Ini yang Membuat Ibnu Sina Terima Penghargaan PWI Pusat

  • Whatsapp
10 kepala daerah yang akan menerima penghargaan dari Persatuan Wartawan Indonesia (PWI) Pusat

Wartaniaga.com, Banjarmasin- Walikota Banjarmasin, H Ibnu Sina menjadi salah satu dari 10 kepala daerah yang akan menerima penghargaan dari Persatuan Wartawan Indonesia (PWI) Pusat pada puncak peringatan Hari Pers Nasional (HPN) 2020 di Banjarmasin. Lantas, apa yang membuat dirinya menerima penghargaan Anugerah Kebudayaan dari PWI itu ?.

Setiap tahunnya, pada peringatan HPN, PWI selalu menganugerahkan pengharaan kepada 10 kepala daerah yang berkomitmen dan konsisten menjaga serta melestarikan budaya setempat.

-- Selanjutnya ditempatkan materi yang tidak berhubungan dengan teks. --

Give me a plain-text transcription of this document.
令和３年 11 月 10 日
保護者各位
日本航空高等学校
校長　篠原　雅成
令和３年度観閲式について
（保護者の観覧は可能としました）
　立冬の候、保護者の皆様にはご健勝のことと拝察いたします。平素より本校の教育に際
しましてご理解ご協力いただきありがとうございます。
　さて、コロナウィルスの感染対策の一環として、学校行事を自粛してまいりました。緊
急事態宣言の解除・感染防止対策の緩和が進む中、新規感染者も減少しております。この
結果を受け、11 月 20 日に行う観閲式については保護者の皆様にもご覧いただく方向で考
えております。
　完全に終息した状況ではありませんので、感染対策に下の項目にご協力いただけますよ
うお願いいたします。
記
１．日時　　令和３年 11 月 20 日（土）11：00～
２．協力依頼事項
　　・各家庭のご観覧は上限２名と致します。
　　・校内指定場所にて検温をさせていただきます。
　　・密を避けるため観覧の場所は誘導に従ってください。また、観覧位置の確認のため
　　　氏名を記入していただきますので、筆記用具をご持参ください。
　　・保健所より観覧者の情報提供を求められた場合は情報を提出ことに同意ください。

Pada tahun ini, Ibnu Sina mempresentasikan Banjarmasin sebagai kota sungai yang berbudaya dengan puluhan potensi wisatanya. Propsal yang berjudul “ Meangkat Batang Tarandam : Revitalitas Budaya Sungai di Banjarmasin” menjadikan dirinya terpilih dari 19 kepala daerah yang mengirim proposal.

BACA JUGA:  11 Srikandi Bakal Huni DPRD Kota Banjarmasin

Di hadapan para juri, Ibnu menuturkan ada 300 sungai yang saat ini masih aktif di Banjarmasin, disamping sungai utama yakni sungai Alalak, Sungai Martapura dan sungai Barito. Dengan jumlah sebanyak ini, maka tidak aneh jika Banjarmasin disebut sebagai kota Seribu Sungai.

Bukan itu saja, ia juga mengungkapkan selain menjadi jalur transportasi tradisional sejak dulu, sungai juga telah menjadi bagian kehidupan sehari-hari warga Banjarmasin. Sungai dan segala isi yang terkandung di dalamnya telah menjadi bagian adat-istiadat, tradisi, ritual serta kebudayaan warga Banjarmasin atau yang lazim disebut sebagai Urang Banjar.

10 kepala daerah yang akan menerima penghargaan dari Persatuan Wartawan Indonesia (PWI) Pusat

Pada perkembangannya hingga kini, keberadaan sungai bukan hanya memiliki fungsi tradisional belaka seperti : sarana kebutuhan sehari-hari, bagian kehidupan budaya sungai, sumber irigasi persawahan dan berkebun, sarana transportasi serta aktifitas warga tetapi juga menjelma menjadi sarana rekreasi ataupun pariwisata.